Specializes in LTC Rehab Med/Surg.

1) Is the pt pulling on the tubing? Confused? When there is bloody urine it's the first thing I think of. Does the pt have hx of bladder CA? Why was the foley inserted in the first place? What did the UA say?

2) Technically the IV site should be changed q 72 hrs. If the pt is a hard stick, the site is clear, and it flushes easily, we usually push that 72 hrs farther than we should. We don't DC a "good" site until another is established.

OOPS I just saw scoochy and I think alike. I guess I should pay more attention when reading previous posts.

Once again #1. don't really know. #2. Yes you have to d/c that iv and start a new one, they must be changed q72h, and the tubing must be changed q24h fyi.

Most places, tubing is good for 72 hours also, unless it's TPN tubing. Some places it's now 96 hours.

Specializes in Critical Care.
Most places, tubing is good for 72 hours also, unless it's TPN tubing. Some places it's now 96 hours.

Yea my hospital PIV's are good for 96 hr and so is the tubing. However as someone said TPN/Lipids and Mannitol are all changed Q24, propofol is Q12. :twocents:

Specializes in Med/Surg, DSU, Ortho, Onc, Psych.

I was studying renal nursing and the blood could be caused by a number of things. I STRONGLY SUGGEST that you nag the treating physician re this, and get that foley removed ASAP. It could be placed incorrectly, irritating the tissue; does he have any renal dysfunction? Hard to say but that foley has to come out - could be an infection too.

IVs must be re-sited after 72 hours in all the large teaching hospitals I have worked in to prevent infection, phlebitis, etc.

Specializes in Med/Surg.

Honestly, to me I would consider Occazm's razor until proven otherwise. As another poster mentioned it takes very little blood to discolor a lot of urine. The chances that it went from blood to no blood to blood for an entire shift requires something to be going on. The chances that it was documented incorrectly just requires someone to be lazy. Call me jaded, but I think someone just wasn't paying attention.

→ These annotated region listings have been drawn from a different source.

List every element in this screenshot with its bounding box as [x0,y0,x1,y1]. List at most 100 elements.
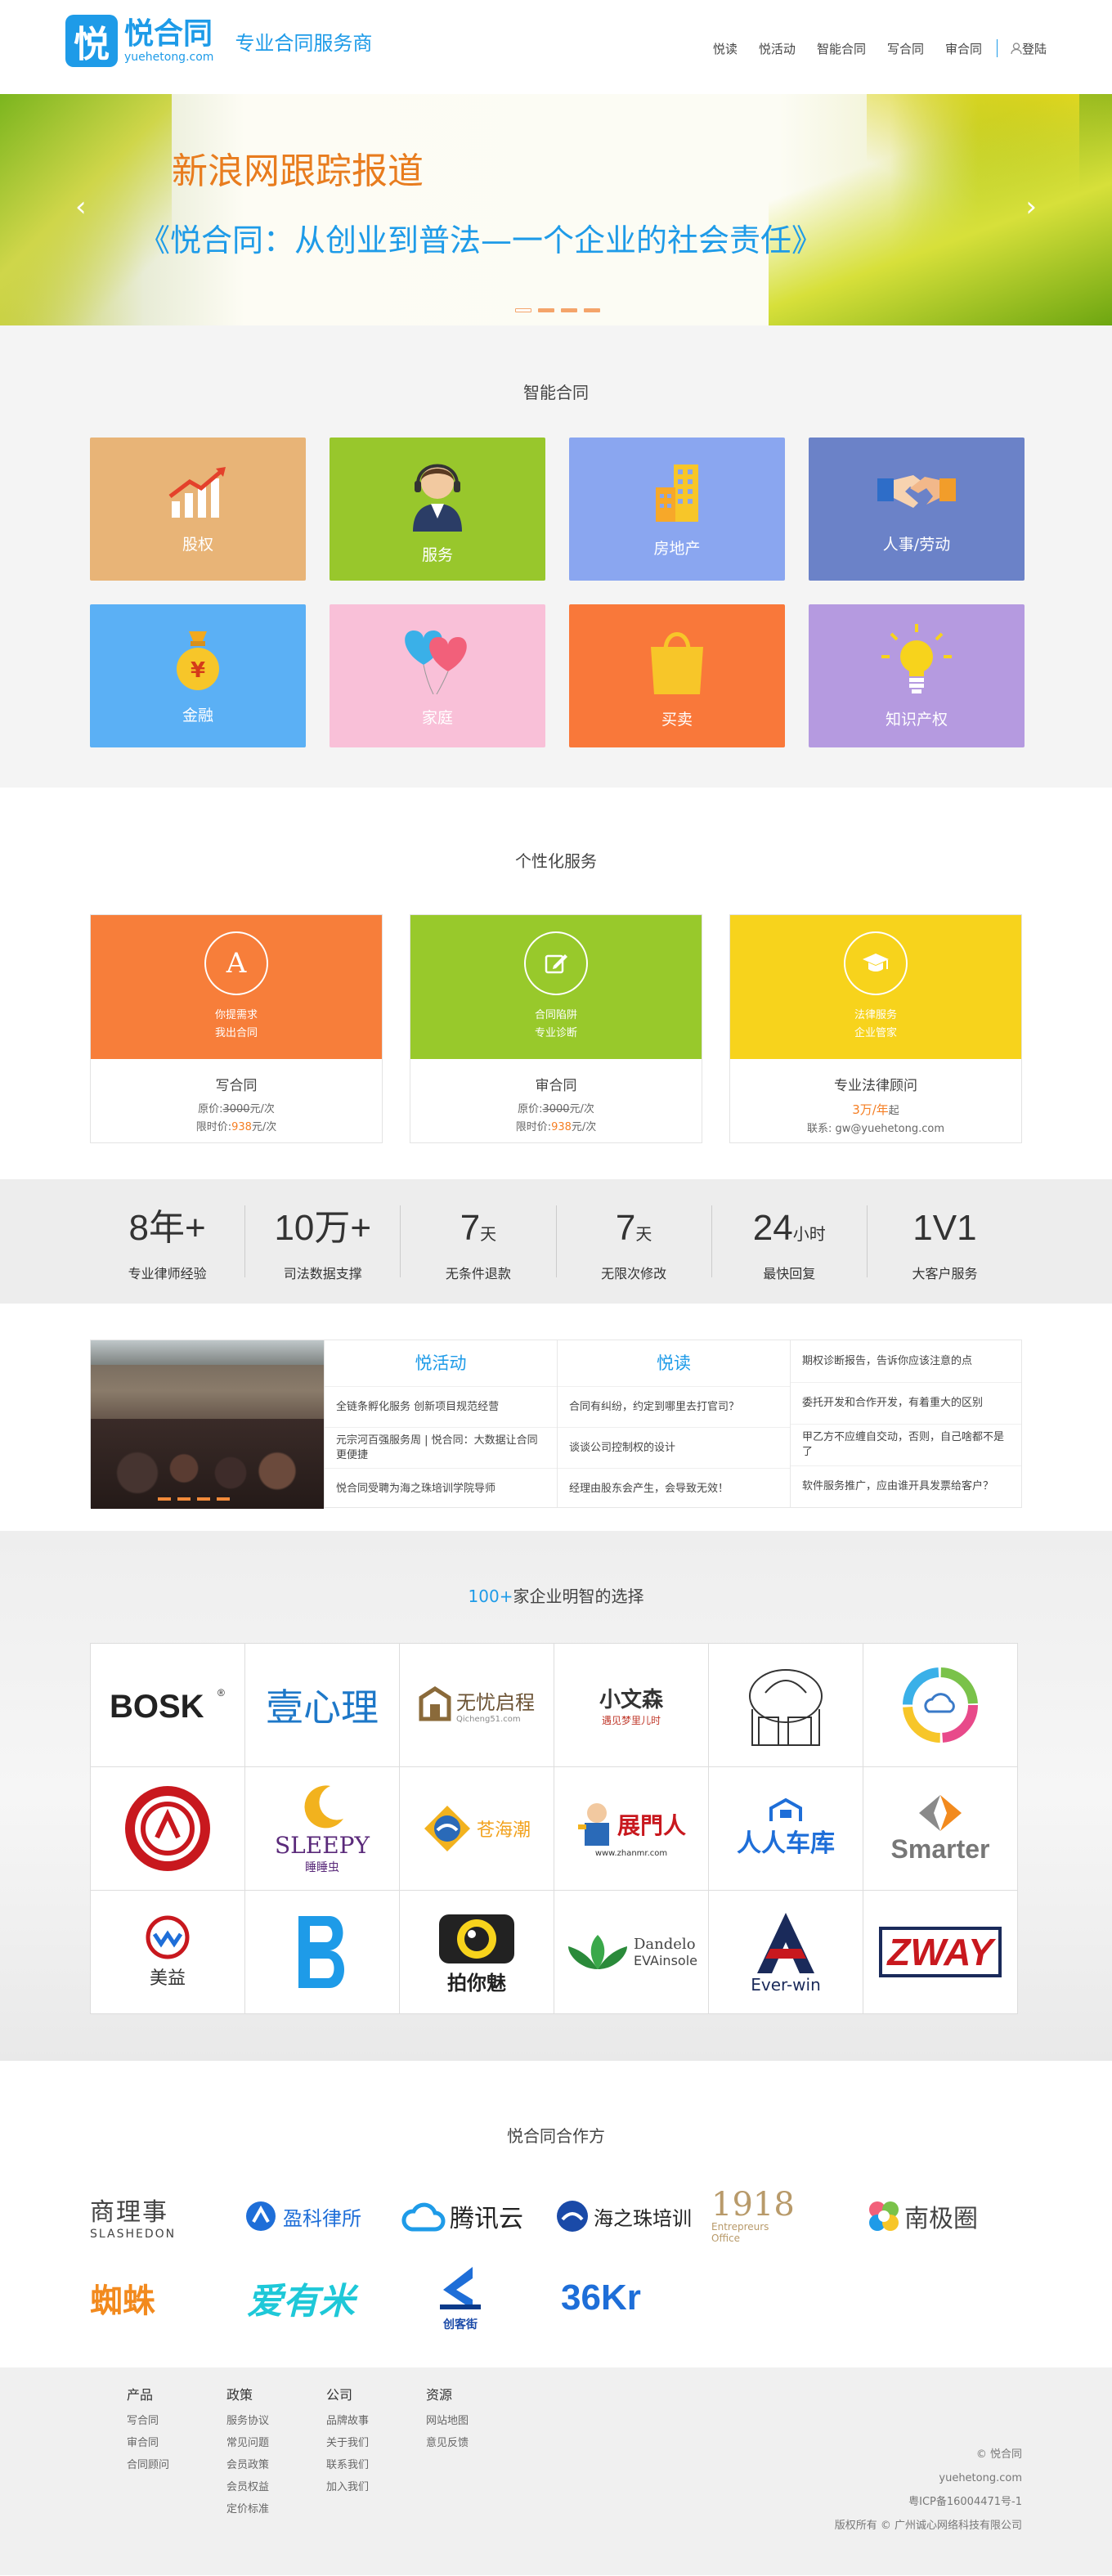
partner-row: 商理事 SLASHEDON 盈科律所 腾讯云 海之珠培训 1918 Entrepre… [90,2188,1022,2245]
partner-logo-zhizhu: 蜘蛛 [90,2282,155,2320]
section-title: 悦合同合作方 [507,2126,605,2146]
nav-activity[interactable]: 悦活动 [759,40,796,57]
partners-section: 悦合同合作方 商理事 SLASHEDON 盈科律所 腾讯云 海之珠培训 1918 E… [0,2061,1112,2367]
category-tile-equity[interactable]: 股权 [90,438,306,581]
client-logo-camera: 拍你魅 [400,1891,554,2014]
footer-link[interactable]: 会员权益 [226,2476,269,2498]
logo-mark: 悦 [65,15,118,67]
card-tag: 法律服务 [854,1009,897,1021]
footer-heading: 产品 [127,2387,154,2403]
login-link[interactable]: 登陆 [1011,40,1047,57]
contract-category-grid: 股权 服务 房地产 人事/劳动 ¥ 金融 家庭 买卖 知识产权 [90,438,1025,747]
svg-text:BOSK: BOSK [110,1689,204,1725]
card-title: 写合同 [215,1078,258,1094]
stat-item: 7天 无限次修改 [557,1205,712,1281]
meeting-photo[interactable] [91,1340,324,1509]
copyright-line: yuehetong.com [939,2472,1022,2484]
card-tag: 专业诊断 [534,1027,577,1039]
client-logo-cloud-ring [863,1644,1018,1767]
service-card-review[interactable]: 合同陷阱 专业诊断 审合同 原价:3000元/次 限时价:938元/次 [410,914,702,1143]
copyright-line: 版权所有 © 广州诚心网络科技有限公司 [834,2520,1022,2532]
category-tile-ip[interactable]: 知识产权 [809,604,1025,747]
nav-write-contract[interactable]: 写合同 [887,40,924,57]
client-logo-canghaichao: 苍海潮 [400,1767,554,1891]
category-tile-trade[interactable]: 买卖 [569,604,785,747]
nav-smart-contract[interactable]: 智能合同 [817,40,866,57]
stat-item: 10万+ 司法数据支撑 [245,1205,401,1281]
client-logo-sleepy: SLEEPY 睡睡虫 [245,1767,400,1891]
read-link[interactable]: 合同有纠纷，约定到哪里去打官司？ [558,1386,790,1427]
handshake-icon [877,475,956,508]
more-articles-column: 期权诊断报告，告诉你应该注意的点 委托开发和合作开发，有着重大的区别 甲乙方不应… [790,1340,1021,1507]
client-logo-zway: ZWAY [863,1891,1018,2014]
nav-read[interactable]: 悦读 [713,40,738,57]
footer-link[interactable]: 常见问题 [226,2432,269,2454]
activity-heading[interactable]: 悦活动 [325,1340,557,1386]
site-logo[interactable]: 悦 悦合同 yuehetong.com 专业合同服务商 [65,15,372,67]
footer-heading: 公司 [326,2387,353,2403]
category-tile-hr[interactable]: 人事/劳动 [809,438,1025,581]
banner-dot[interactable] [561,308,577,312]
category-label: 服务 [421,546,453,564]
photo-pager [158,1497,236,1501]
footer-link[interactable]: 联系我们 [326,2454,369,2476]
footer-link[interactable]: 定价标准 [226,2498,269,2520]
client-logo-sketch-house [709,1644,863,1767]
banner-prev-arrow-icon[interactable]: ‹ [75,191,87,223]
read-link[interactable]: 谈谈公司控制权的设计 [558,1427,790,1468]
clients-section: 100+家企业明智的选择 BOSK ® 壹心理 无忧启程 Qicheng51.com… [0,1531,1112,2061]
activity-column: 悦活动 全链条孵化服务 创新项目规范经营 元宗河百强服务周 | 悦合同：大数据让… [324,1340,557,1507]
footer-link[interactable]: 品牌故事 [326,2410,369,2432]
svg-text:®: ® [217,1687,225,1699]
article-link[interactable]: 甲乙方不应缠自交动，否则，自己啥都不是了 [791,1424,1021,1465]
category-tile-service[interactable]: 服务 [330,438,545,581]
card-tag: 我出合同 [214,1027,258,1039]
banner-dot[interactable] [515,308,531,312]
category-tile-finance[interactable]: ¥ 金融 [90,604,306,747]
partner-logo-aiyoumi: 爱有米 [247,2281,355,2322]
service-card-write[interactable]: A 你提需求 我出合同 写合同 原价:3000元/次 限时价:938元/次 [90,914,383,1143]
footer-column-resources: 资源 网站地图 意见反馈 [426,2384,469,2520]
activity-link[interactable]: 元宗河百强服务周 | 悦合同：大数据让合同更便捷 [325,1427,557,1468]
category-tile-family[interactable]: 家庭 [330,604,545,747]
nav-review-contract[interactable]: 审合同 [945,40,982,57]
footer-link[interactable]: 审合同 [127,2432,169,2454]
service-card-legal-advisor[interactable]: 法律服务 企业管家 专业法律顾问 3万/年起 联系: gw@yuehetong.c… [729,914,1022,1143]
client-logo-yixinli: 壹心理 [245,1644,400,1767]
personal-service-section: 个性化服务 A 你提需求 我出合同 写合同 原价:3000元/次 限时价:938元… [0,788,1112,1179]
footer-column-company: 公司 品牌故事 关于我们 联系我们 加入我们 [326,2384,369,2520]
footer-link[interactable]: 会员政策 [226,2454,269,2476]
card-tag: 你提需求 [214,1009,258,1021]
article-link[interactable]: 期权诊断报告，告诉你应该注意的点 [791,1340,1021,1382]
footer-link[interactable]: 网站地图 [426,2410,469,2432]
graduation-cap-icon [844,931,908,995]
nav-divider [996,39,998,57]
read-link[interactable]: 经理由股东会产生，会导致无效！ [558,1468,790,1509]
category-tile-real-estate[interactable]: 房地产 [569,438,785,581]
card-sale-price: 限时价:938元/次 [515,1121,597,1133]
footer-link[interactable]: 服务协议 [226,2410,269,2432]
footer-link[interactable]: 写合同 [127,2410,169,2432]
footer-link[interactable]: 关于我们 [326,2432,369,2454]
banner-dot[interactable] [538,308,554,312]
article-link[interactable]: 软件服务推广，应由谁开具发票给客户？ [791,1465,1021,1507]
read-heading[interactable]: 悦读 [558,1340,790,1386]
login-label: 登陆 [1021,41,1047,56]
activity-link[interactable]: 全链条孵化服务 创新项目规范经营 [325,1386,557,1427]
footer-link[interactable]: 合同顾问 [127,2454,169,2476]
customer-service-icon [413,464,462,532]
client-logo-grid: BOSK ® 壹心理 无忧启程 Qicheng51.com 小文森 遇见梦里儿时 SL… [90,1643,1018,2014]
footer-link[interactable]: 意见反馈 [426,2432,469,2454]
partner-logo-nanjiquan: 南极圈 [867,2188,1022,2245]
card-original-price: 原价:3000元/次 [198,1103,275,1115]
article-link[interactable]: 委托开发和合作开发，有着重大的区别 [791,1382,1021,1424]
footer-link[interactable]: 加入我们 [326,2476,369,2498]
lightbulb-icon [881,624,952,693]
activity-link[interactable]: 悦合同受聘为海之珠培训学院导师 [325,1468,557,1509]
hero-banner: 新浪网跟踪报道 《悦合同：从创业到普法—一个企业的社会责任》 ‹ › [0,94,1112,325]
category-label: 知识产权 [885,711,948,729]
banner-headline: 新浪网跟踪报道 [172,150,424,192]
footer-copyright: © 悦合同 yuehetong.com 粤ICP备16004471号-1 版权所… [835,2443,1022,2538]
banner-next-arrow-icon[interactable]: › [1025,191,1037,223]
banner-dot[interactable] [584,308,600,312]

ETA yes it is standard to change the IV on a regular basis for infection prevention methods. If its a field start (non-hospital) we have 24 hours, otherwise 96 unless reason can be documented as to why another IV can or should not be initiated.

Specializes in Hospice, LTC, Rehab, Home Health.

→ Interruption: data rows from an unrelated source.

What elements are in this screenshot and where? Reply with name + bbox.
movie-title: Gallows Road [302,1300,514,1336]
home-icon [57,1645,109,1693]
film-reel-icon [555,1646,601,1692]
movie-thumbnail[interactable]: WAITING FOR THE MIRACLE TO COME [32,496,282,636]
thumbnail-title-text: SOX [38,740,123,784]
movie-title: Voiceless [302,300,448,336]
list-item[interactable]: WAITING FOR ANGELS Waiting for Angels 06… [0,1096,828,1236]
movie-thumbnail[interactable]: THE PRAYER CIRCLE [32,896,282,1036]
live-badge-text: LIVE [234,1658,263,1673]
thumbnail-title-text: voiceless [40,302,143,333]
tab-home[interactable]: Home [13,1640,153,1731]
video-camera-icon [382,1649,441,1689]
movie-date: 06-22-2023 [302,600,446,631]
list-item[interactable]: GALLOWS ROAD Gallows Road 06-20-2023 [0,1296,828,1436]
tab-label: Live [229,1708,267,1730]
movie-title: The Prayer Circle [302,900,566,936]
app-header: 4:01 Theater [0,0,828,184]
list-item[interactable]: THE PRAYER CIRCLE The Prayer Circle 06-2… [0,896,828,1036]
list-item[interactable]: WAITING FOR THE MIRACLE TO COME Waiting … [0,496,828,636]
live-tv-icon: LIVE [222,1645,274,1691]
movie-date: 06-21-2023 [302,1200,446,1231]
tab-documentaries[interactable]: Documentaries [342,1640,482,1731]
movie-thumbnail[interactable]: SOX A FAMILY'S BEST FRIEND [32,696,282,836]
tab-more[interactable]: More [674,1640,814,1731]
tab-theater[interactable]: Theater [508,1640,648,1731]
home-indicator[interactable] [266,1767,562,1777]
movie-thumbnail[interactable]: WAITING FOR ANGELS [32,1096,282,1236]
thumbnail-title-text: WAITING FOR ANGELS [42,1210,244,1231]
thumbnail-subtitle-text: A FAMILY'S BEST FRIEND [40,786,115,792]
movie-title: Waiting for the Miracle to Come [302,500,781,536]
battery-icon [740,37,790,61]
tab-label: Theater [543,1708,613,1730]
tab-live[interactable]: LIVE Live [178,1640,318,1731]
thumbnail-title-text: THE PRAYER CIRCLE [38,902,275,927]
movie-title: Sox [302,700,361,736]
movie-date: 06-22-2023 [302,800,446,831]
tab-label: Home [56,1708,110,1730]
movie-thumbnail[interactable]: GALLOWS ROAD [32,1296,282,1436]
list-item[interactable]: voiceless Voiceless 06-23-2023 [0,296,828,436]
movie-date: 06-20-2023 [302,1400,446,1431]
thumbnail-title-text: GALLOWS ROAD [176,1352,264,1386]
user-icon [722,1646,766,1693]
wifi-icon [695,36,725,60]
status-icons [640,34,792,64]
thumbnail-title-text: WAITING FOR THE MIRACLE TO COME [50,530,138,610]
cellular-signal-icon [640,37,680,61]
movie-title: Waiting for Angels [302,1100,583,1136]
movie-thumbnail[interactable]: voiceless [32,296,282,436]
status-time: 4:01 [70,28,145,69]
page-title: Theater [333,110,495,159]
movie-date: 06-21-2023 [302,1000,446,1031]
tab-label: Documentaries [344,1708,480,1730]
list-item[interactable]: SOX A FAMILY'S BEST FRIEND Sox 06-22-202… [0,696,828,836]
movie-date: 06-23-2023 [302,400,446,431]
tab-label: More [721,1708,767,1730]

If the patient is a hard stick or has few good veins and will be receiving IV therapy for a significant period of time; it may be worthwhile to obtain an order for a midline or PICC. They can remain in place longer and the chances of infiltration is less.:twocents:

Specializes in ICU.

Since we've covered the easy stuff, how about something way out of left field?

Paroxysmal Nocturnal Hemoglobinuria!